The exchange is primarily meant to give digital humanities scholars support for projects that might not exist on their campuses, but the plan is for colleges to share more than the services provided by their libraries and centers of excellence. In the future, faculty members at one college could use the exchange to find a different college that offers application development support, for example, but also to host their digital projects and find a database of vetted speakers.

The DLAx is in some ways a response to the pressure on colleges, universities and their libraries to offer a stream of new expertise and services -- and do it without significantly larger budgets. Roy said that development can be seen in job listings libraries post asking applicants who are comfortable with multiple coding languages, publishing platforms and digital research and teaching tools.

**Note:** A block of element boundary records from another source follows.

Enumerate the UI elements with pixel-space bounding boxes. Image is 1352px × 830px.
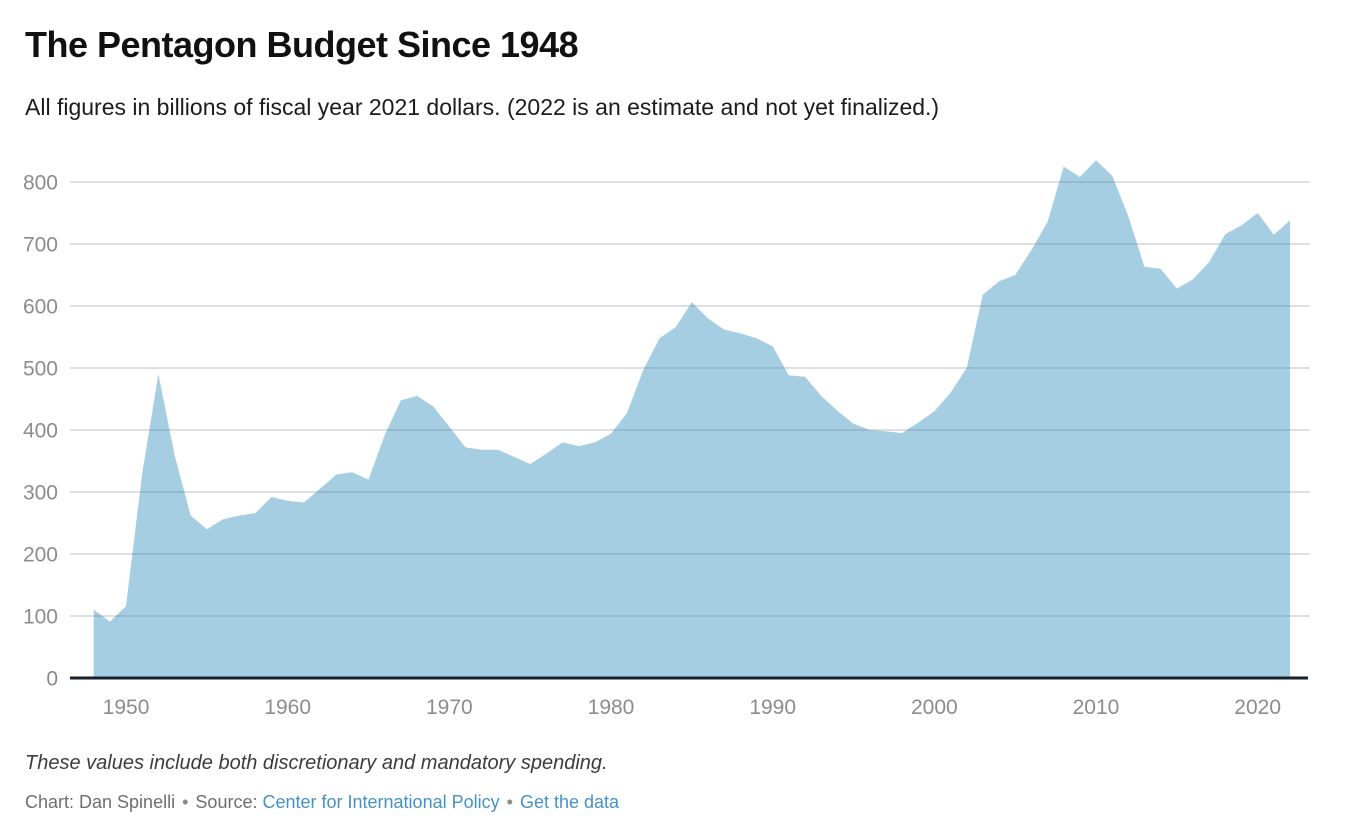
chart-byline: Chart: Dan Spinelli bbox=[25, 792, 176, 812]
y-tick-label-700: 700 bbox=[23, 234, 58, 257]
x-tick-label-2010: 2010 bbox=[1073, 696, 1120, 719]
credit-line: Chart: Dan Spinelli • Source: Center for… bbox=[25, 792, 619, 813]
y-tick-label-0: 0 bbox=[46, 668, 58, 691]
chart-footnote: These values include both discretionary … bbox=[25, 752, 608, 774]
x-tick-label-1970: 1970 bbox=[426, 696, 473, 719]
x-tick-label-2020: 2020 bbox=[1234, 696, 1281, 719]
y-tick-label-200: 200 bbox=[23, 544, 58, 567]
y-tick-label-400: 400 bbox=[23, 420, 58, 443]
page-subtitle: All figures in billions of fiscal year 2… bbox=[25, 94, 940, 120]
y-tick-label-600: 600 bbox=[23, 296, 58, 319]
budget-area-series bbox=[93, 160, 1291, 679]
x-tick-label-1980: 1980 bbox=[588, 696, 635, 719]
y-tick-label-800: 800 bbox=[23, 172, 58, 195]
y-tick-label-500: 500 bbox=[23, 358, 58, 381]
y-tick-label-300: 300 bbox=[23, 482, 58, 505]
x-tick-label-1950: 1950 bbox=[103, 696, 150, 719]
source-link[interactable]: Center for International Policy bbox=[262, 792, 500, 812]
separator-dot: • bbox=[506, 792, 513, 812]
source-label: Source: bbox=[195, 792, 258, 812]
get-data-link[interactable]: Get the data bbox=[519, 792, 620, 812]
separator-dot: • bbox=[182, 792, 189, 812]
x-tick-label-1990: 1990 bbox=[749, 696, 796, 719]
x-tick-label-2000: 2000 bbox=[911, 696, 958, 719]
page-title: The Pentagon Budget Since 1948 bbox=[25, 24, 579, 65]
x-tick-label-1960: 1960 bbox=[264, 696, 311, 719]
y-tick-label-100: 100 bbox=[23, 606, 58, 629]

“You need a small army,” Roy said.

Ideally, enough colleges will join the exchange to make it a self-sustaining organization without charging membership fees, Roy said. Instead of paying to participate, a college would contribute its expertise in data visualization, for example.

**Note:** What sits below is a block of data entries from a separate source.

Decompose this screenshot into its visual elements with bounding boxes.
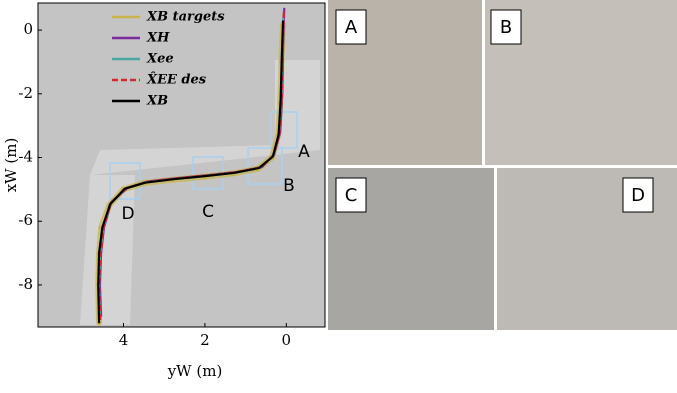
panel-label: A: [345, 17, 358, 38]
legend-label: X̂EE des: [146, 71, 207, 87]
annotation: A: [298, 142, 310, 162]
legend-label: Xee: [146, 52, 174, 67]
panel-label-box: [622, 177, 654, 213]
legend-label: XB targets: [146, 10, 225, 25]
y-tick-label: 0: [23, 20, 33, 38]
x-tick-label: 0: [282, 331, 292, 349]
y-tick-label: -4: [18, 148, 33, 166]
panel-label: D: [631, 185, 645, 206]
x-axis-label: yW (m): [167, 362, 223, 380]
panel-label: B: [500, 17, 512, 38]
panel-label-box: [490, 9, 522, 45]
y-tick-label: -8: [18, 275, 33, 293]
y-axis-label: xW (m): [2, 138, 20, 193]
y-tick-label: -6: [18, 211, 33, 229]
legend-label: XH: [146, 31, 170, 46]
map-free-space: [80, 60, 320, 325]
panel-label: C: [345, 185, 358, 206]
annotation: B: [283, 176, 295, 196]
x-tick-label: 2: [200, 331, 210, 349]
x-tick-label: 4: [119, 331, 129, 349]
legend-label: XB: [146, 94, 168, 109]
annotation: D: [121, 204, 134, 224]
plot-frame: [37, 2, 326, 328]
annotation: C: [202, 202, 214, 222]
y-tick-label: -2: [18, 84, 33, 102]
panel-label-box: [335, 9, 367, 45]
trajectory: [97, 20, 285, 324]
panel-label-box: [335, 177, 367, 213]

“Rather than having all the specialization residing on your campus, you could end up specializing in one area and turn to the exchange when you have a project that requires a specialization that’s not on your campus,” Roy said.

However, Roy said he could imagine a situation where some colleges simply paid a fee and other contributed services. In any case, the success of the exchange will depend on the number of participating colleges and the different services they offer.

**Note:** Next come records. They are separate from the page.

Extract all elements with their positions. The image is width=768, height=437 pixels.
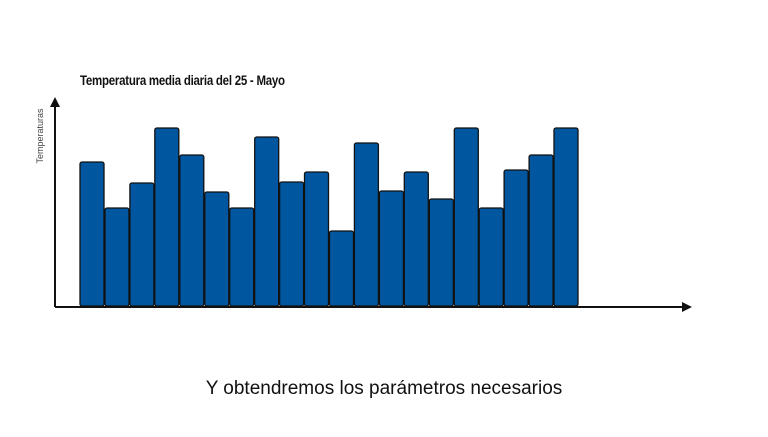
chart-title: Temperatura media diaria del 25 - Mayo [80,72,285,88]
y-axis-label: Temperaturas [35,108,45,164]
bar-16 [453,127,479,307]
bar-19 [528,154,554,307]
bar-12 [353,142,380,307]
bar-7 [229,207,255,307]
bar-17 [478,207,504,307]
bar-5 [179,154,205,307]
bar-4 [154,127,180,307]
bar-11 [328,230,355,307]
bar-15 [428,198,454,307]
bar-20 [553,127,579,307]
bars-group [79,127,579,307]
caption-text: Y obtendremos los parámetros necesarios [205,378,563,399]
bar-1 [79,161,105,307]
bar-3 [129,182,155,307]
bar-8 [254,136,280,307]
bar-6 [204,191,230,307]
bar-10 [303,171,330,307]
bar-9 [278,181,305,307]
bar-14 [403,171,429,307]
bar-18 [503,169,529,307]
bar-2 [104,207,130,307]
bar-13 [378,190,405,307]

“You need critical mass, and I think we’re still trying to figure out what that would be,” said John Unsworth, vice provost for library and technology services, chief information officer and university librarian at Brandeis University. “Partly that’s a matter of deciding on scope, both geographically and institutionally.”

The planning grant helped bring together volunteers such as Unsworth and fund a survey of 90 faculty members, librarians, IT staffers and others at a variety of different colleges. Part of the survey asked respondents to rate the digital scholarship services they currently offer, services they would like to offer but do not have the resources for, and services that could be provided remotely. Application development, data and text mining, data management, database development and text encoding stood out in the survey results. The exchange is also seeking input through a crowdsourcing platform.

William G. Thomas III, the John and Catherine Angle Professor in the Humanities at the University of Nebraska at Lincoln, said the exchange formalizes some of what researchers already do. A meeting at a conference or a research grant could lead to a collaboration across institutions, but the exchange will make those partnerships less dependent on chance, he said.

“It’s an effort to bridge some traditional divides, particularly between small liberal arts colleges and research universities,” Thomas said. “The next generation of research might flow from greater collaboration across some divides that have prevented some scholars from being able to conduct certain kinds of research.”

The exchange is already revealing some potential connections between universities. Thomas said Nebraska could contribute its text encoding expertise, while it would look for help with game design and digital media object production. Brandeis, meanwhile, has experience running a “MakerLab” -- a community workspace -- but could turn to the exchange for help with text encoding, Unsworth said.

Since the DLAx is still in an early planning stage, details are still subject to change. Roy plans to more clearly define what the exchange will do in an upcoming grant application, which could be finalized by the end of March. The exchange itself could launch in September, he said.

For now, the exchange’s website lists five main goals. In addition to colleges contributing and obtaining services, the exchange may offer shared infrastructure for hosting digital projects, a speaker’s bureau and community building services.